Drug-based dissolution is always an option if the gallstones are very small and not calcified. Bile acids are then taken orally (= through the mouth), resulting in an excess of bile acids in the body. Due to the increased excretion of bile acids, the ratio of bile acids and the cholesterol that forms stones changes in favor of the bile acids.

This therapy must be carried out for about 6 months to be successful. A fragmentation is possible for gallstones with a maximum diameter of 3 cm.In addition, these may not be more than three pieces and must be lime-free in composition. ESWT is always performed in combination with drug dissolution to eliminate stone debris as effectively as possible.

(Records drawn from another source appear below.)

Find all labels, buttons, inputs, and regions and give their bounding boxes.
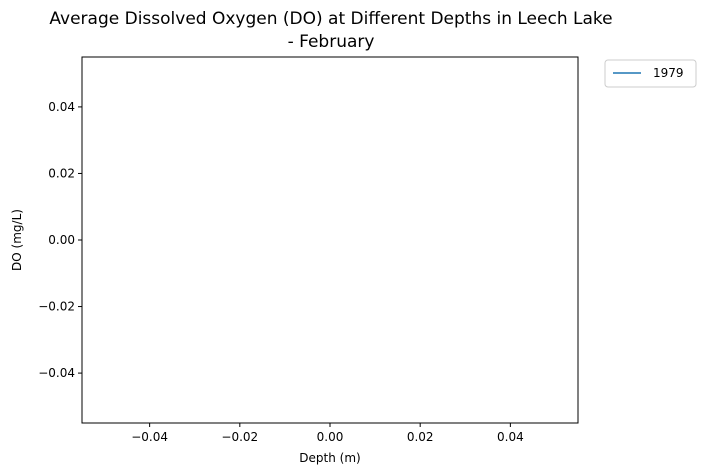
x-tick-label: 0.00 xyxy=(317,430,344,444)
x-tick-label: 0.02 xyxy=(407,430,434,444)
plot-frame xyxy=(81,56,579,424)
x-tick-label: 0.04 xyxy=(497,430,524,444)
y-tick-label: 0.04 xyxy=(48,100,75,114)
plot-area: −0.04 −0.02 0.00 0.02 0.04 0.04 0.02 0.00 −0.02… xyxy=(38,56,579,444)
y-axis-ticks: 0.04 0.02 0.00 −0.02 −0.04 xyxy=(38,100,82,380)
x-tick-label: −0.04 xyxy=(131,430,168,444)
y-tick-label: 0.00 xyxy=(48,233,75,247)
y-axis-label: DO (mg/L) xyxy=(10,209,24,271)
legend-items: 1979 xyxy=(613,66,684,80)
x-axis-label: Depth (m) xyxy=(299,451,360,465)
legend-label: 1979 xyxy=(653,66,684,80)
x-tick-label: −0.02 xyxy=(221,430,258,444)
chart-title-line-2: - February xyxy=(288,32,375,52)
chart-title-line-1: Average Dissolved Oxygen (DO) at Differe… xyxy=(49,9,612,29)
y-tick-label: −0.04 xyxy=(38,366,75,380)
legend-frame xyxy=(604,59,697,88)
y-tick-label: 0.02 xyxy=(48,166,75,180)
y-tick-label: −0.02 xyxy=(38,300,75,314)
x-axis-ticks: −0.04 −0.02 0.00 0.02 0.04 xyxy=(131,423,524,444)
legend: 1979 xyxy=(604,59,697,88)
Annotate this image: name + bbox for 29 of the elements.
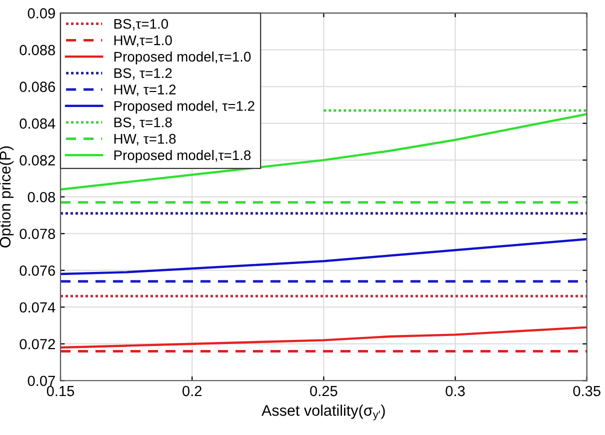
legend-label: HW,τ=1.0 [114, 35, 172, 47]
legend-label: HW, τ=1.2 [114, 84, 176, 96]
legend-label: HW, τ=1.8 [114, 134, 176, 146]
line-series [60, 113, 587, 191]
y-tick-label: 0.09 [28, 8, 55, 18]
line-series [60, 326, 587, 349]
legend-label: Proposed model, τ=1.2 [114, 100, 254, 114]
y-tick-label: 0.078 [20, 228, 56, 240]
y-tick-label: 0.07 [28, 376, 55, 386]
x-tick-label: 0.2 [182, 386, 202, 396]
x-tick-label: 0.3 [446, 386, 465, 396]
legend-label: BS, τ=1.2 [114, 68, 172, 80]
y-tick-label: 0.072 [20, 338, 55, 350]
y-tick-label: 0.08 [28, 192, 56, 202]
x-tick-label: 0.15 [46, 386, 74, 396]
y-tick-label: 0.084 [20, 118, 56, 129]
legend-label: BS,τ=1.0 [114, 18, 168, 30]
y-tick-label: 0.088 [20, 44, 56, 56]
y-tick-label: 0.074 [20, 302, 56, 313]
legend-label: Proposed model,τ=1.8 [114, 150, 251, 163]
y-tick-label: 0.086 [20, 82, 55, 92]
y-tick-label: 0.082 [20, 155, 55, 166]
legend-label: Proposed model,τ=1.0 [114, 51, 251, 64]
y-tick-label: 0.076 [20, 265, 55, 276]
x-axis-title: Asset volatility(σ$_{y′}$) [262, 404, 385, 420]
legend-label: BS, τ=1.8 [114, 117, 172, 129]
x-tick-label: 0.25 [310, 386, 338, 396]
line-series [60, 238, 587, 276]
x-tick-label: 0.35 [573, 386, 600, 396]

ESWT must not be performed in the case of an existing pregnancy, inflammation in the area of the gall bladder and gall ducts, or blood clotting disorders. The risk of recurrence is relatively high for both the drug-based dissolution of gallstones and fragmentation: up to 15% of people treated with ESWT regain gallstones within one year, while with drug therapy new stones form in almost half of those treated within the next five years. For this reason, the dissolution of gallstones is now used less frequently than mechanical or surgical removal of the gallbladder.

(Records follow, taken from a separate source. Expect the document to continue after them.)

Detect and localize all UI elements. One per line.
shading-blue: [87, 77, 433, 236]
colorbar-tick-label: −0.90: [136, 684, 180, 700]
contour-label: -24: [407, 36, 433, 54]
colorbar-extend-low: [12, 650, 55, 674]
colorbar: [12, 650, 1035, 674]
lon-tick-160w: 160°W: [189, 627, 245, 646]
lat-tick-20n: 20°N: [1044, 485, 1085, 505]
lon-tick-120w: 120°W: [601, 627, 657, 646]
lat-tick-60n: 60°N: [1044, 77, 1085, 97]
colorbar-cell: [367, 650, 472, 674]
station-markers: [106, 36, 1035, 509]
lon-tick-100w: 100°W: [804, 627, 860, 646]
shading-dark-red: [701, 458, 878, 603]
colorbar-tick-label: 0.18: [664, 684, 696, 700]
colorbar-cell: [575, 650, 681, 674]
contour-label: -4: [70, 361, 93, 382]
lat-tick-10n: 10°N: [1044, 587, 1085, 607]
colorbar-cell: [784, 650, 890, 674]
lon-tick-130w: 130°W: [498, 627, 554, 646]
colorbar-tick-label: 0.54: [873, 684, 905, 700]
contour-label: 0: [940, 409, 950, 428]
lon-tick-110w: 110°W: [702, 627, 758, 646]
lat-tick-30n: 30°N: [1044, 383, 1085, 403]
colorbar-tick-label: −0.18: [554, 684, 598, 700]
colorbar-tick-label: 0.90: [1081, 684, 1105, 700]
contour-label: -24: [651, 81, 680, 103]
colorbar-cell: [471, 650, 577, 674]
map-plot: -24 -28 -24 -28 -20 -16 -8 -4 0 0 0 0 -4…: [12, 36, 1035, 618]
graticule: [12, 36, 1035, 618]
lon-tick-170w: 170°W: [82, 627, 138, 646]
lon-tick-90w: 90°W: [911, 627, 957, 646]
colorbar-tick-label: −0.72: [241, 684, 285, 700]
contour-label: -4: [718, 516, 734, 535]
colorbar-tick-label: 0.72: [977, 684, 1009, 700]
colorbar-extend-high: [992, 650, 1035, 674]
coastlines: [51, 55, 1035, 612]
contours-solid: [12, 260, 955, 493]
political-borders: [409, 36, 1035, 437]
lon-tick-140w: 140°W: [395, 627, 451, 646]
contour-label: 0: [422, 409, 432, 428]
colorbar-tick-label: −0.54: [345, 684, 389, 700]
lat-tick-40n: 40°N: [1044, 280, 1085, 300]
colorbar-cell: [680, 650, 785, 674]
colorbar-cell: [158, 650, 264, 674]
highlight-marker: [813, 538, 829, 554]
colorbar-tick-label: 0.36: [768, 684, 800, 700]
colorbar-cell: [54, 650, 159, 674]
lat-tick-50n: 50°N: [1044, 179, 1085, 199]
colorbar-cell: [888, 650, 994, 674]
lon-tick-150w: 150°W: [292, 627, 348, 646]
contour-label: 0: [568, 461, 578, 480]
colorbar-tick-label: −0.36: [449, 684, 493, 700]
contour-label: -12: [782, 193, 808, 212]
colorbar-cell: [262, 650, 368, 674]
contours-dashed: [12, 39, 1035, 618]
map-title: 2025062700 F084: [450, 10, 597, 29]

The best home remedy against gallstones is probably a low-cholesterol and low-fat diet, which can prevent the development of gallstones. Regular consumption of fruit and vegetables also contributes to prevention. An often recommended household remedy is the daily use of apple vinegar: Two tablespoons of vinegar are added to two glasses of water and drunk. This stimulates the flow of bile and the excess fats have less time to accumulate in the gall bladder to form stones. Pear juice, vegetable juices and peppermint tea have a similar effect.